Woman sick at home on the couch

We have focused on health numbers in our weekly COVID-19 data reports, but this week we want to turn our attention to economic indicators.

After a sharp loss of jobs at the outset of the pandemic in March and April, El Paso began adding jobs back at a rapid rate in late spring and through the summer. But that growth stopped as COVID-19 infections soared in the fall.

Whether El Paso can resume its economic recovery in early 2021 likely will be determined by the same factors driving health outcomes: whether El Pasoans follow guidance to avoid gatherings, wear masks, practice social distancing and wash hands frequently.

Here’s our weekly COVID-19 data report.

Jobs and unemployment claims

The number of new unemployment claims in El Paso rose in October and November, the two months with the highest number of COVID-19 infections to date.

Data from Workforce Solutions Borderplex show that new unemployment claims in El Paso decreased each month from May through September after the initial shock from the pandemic led to widespread job losses as many businesses were forced to close their doors.

But the number of new jobless claims has risen each of the last two months.

Similarly, the number of employed El Pasoans showed strong growth from May through August, then stalled. 

The increase in new jobless claims started before County Judge Ricardo Samaniego’s Oct. 29 order that attempted to close some businesses in an effort to slow the spread of COVID-19. The order was largely ignored before it was struck down two weeks later by an appeals court.

Businesses are clearly suffering from public behavioral changes caused by the pandemic.

The sheer number of COVID-19 cases — more than 61,000 in October and November combined — sidelined large numbers of consumers.
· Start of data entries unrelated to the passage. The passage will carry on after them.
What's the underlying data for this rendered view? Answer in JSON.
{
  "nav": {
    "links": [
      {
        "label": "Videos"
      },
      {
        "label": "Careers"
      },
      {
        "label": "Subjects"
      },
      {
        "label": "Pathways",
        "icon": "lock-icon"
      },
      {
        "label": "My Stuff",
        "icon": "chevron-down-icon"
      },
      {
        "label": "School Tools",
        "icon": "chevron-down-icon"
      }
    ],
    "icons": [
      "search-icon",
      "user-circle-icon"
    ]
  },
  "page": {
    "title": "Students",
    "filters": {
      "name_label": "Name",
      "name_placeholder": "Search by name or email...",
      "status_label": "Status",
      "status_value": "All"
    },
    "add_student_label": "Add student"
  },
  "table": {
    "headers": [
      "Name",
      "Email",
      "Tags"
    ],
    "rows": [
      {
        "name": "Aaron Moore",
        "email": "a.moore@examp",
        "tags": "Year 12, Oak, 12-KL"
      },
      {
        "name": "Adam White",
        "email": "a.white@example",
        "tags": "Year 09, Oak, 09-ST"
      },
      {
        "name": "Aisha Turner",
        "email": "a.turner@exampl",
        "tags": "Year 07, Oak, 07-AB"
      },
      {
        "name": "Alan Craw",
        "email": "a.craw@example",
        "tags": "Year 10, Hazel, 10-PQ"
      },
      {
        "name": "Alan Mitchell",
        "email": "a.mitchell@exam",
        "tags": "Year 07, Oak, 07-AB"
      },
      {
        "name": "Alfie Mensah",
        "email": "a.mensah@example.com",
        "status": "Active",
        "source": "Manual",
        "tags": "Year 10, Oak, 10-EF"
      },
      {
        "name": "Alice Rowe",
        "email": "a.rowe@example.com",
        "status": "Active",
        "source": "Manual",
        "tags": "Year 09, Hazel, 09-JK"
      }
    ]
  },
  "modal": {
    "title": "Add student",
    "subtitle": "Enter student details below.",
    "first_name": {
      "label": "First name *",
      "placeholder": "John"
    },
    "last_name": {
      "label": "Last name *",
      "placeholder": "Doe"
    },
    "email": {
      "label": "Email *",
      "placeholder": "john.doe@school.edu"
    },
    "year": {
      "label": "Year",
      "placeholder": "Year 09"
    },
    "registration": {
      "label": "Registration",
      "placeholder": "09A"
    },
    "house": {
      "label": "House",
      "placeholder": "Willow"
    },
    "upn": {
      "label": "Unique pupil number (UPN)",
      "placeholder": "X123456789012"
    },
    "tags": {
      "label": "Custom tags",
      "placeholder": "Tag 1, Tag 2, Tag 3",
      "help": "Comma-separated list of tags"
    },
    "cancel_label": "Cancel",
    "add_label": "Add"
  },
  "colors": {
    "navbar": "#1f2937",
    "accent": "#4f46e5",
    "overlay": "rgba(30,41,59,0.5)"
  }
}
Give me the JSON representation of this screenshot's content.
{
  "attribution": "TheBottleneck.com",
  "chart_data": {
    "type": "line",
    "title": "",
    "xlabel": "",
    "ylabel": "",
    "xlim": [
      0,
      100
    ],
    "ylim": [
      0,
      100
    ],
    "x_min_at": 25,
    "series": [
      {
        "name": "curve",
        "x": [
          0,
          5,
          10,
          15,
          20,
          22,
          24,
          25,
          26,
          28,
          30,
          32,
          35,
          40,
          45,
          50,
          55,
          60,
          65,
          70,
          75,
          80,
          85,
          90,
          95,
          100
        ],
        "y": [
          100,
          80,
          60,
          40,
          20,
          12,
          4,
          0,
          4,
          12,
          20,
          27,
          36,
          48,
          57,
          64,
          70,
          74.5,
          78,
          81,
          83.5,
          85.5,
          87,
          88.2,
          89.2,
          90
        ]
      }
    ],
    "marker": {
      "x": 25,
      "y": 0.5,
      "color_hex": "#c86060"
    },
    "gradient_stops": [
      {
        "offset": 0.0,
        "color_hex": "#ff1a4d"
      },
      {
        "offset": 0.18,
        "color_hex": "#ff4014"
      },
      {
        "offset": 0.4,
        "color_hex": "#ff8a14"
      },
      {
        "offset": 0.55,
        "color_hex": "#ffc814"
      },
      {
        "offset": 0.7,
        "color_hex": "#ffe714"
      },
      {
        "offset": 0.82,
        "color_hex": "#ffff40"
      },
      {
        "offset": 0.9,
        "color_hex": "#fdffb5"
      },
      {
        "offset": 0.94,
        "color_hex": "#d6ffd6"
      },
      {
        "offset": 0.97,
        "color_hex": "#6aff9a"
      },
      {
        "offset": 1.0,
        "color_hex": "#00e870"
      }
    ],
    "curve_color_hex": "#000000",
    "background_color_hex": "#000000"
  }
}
When people test positive, they quarantine for 10-14 days, so they’re not going to stores or restaurants or getting their hair cut. People hospitalized with the disease are sidelined as consumers even longer. Thousands more people who were exposed to people with COVID-19 also quarantined for days at a time until it was clear they weren’t infected.

Additionally, people trying to protect themselves from COVID-19 infection cut back on trips to stores and restaurants. 

Government response to COVID-19 often is described as balancing public health and economic concerns. But that is, in many ways, a misleading choice. 

Robust job growth is unlikely to occur as long as we face a serious public health threat. But that also means that the basic personal steps recommended to slow the virus spread also can serve as an economic boost.

The health picture

The number of new COVID-19 cases declined for a fourth consecutive week and is now down three-fourths from our peak the first week of November.

The key question is whether that downward trend will continue this coming week. If large numbers of El Pasoans ignored warnings against large Thanksgiving gatherings, a rise in new cases would start showing up in the next few days. If the decline continues, that would be a sign that El Pasoans heeded the warning, which would suggest they’d likely follow similar guidance over Christmas.

As cases have come down, the pressure on our hospitals has eased a bit.

The number of El Pasoans dying from COVID-19 remains shockingly high. El Paso continues to have about one COVID-19 death an hour.

The number of deaths should start declining in the coming days, reflecting the decline of infections that began about four weeks ago.

El Paso has had more than 1,600 confirmed and suspected COVID-19 deaths, with about 1,000 of those coming since Oct. 1 and 800 coming since Nov. 1. (El Paso Matters estimates the number of new deaths by using a formula that includes new confirmed deaths each week and the weekly change in deaths suspected of being caused by COVID-19. El Paso public health officials often take several weeks to confirm a COVID-related death, so the count of confirmed deaths seriously underestimates the number of people who have died.

Robert Moore is the founder and CEO of El Paso Matters. He has been a journalist in the Texas Borderlands since 1986.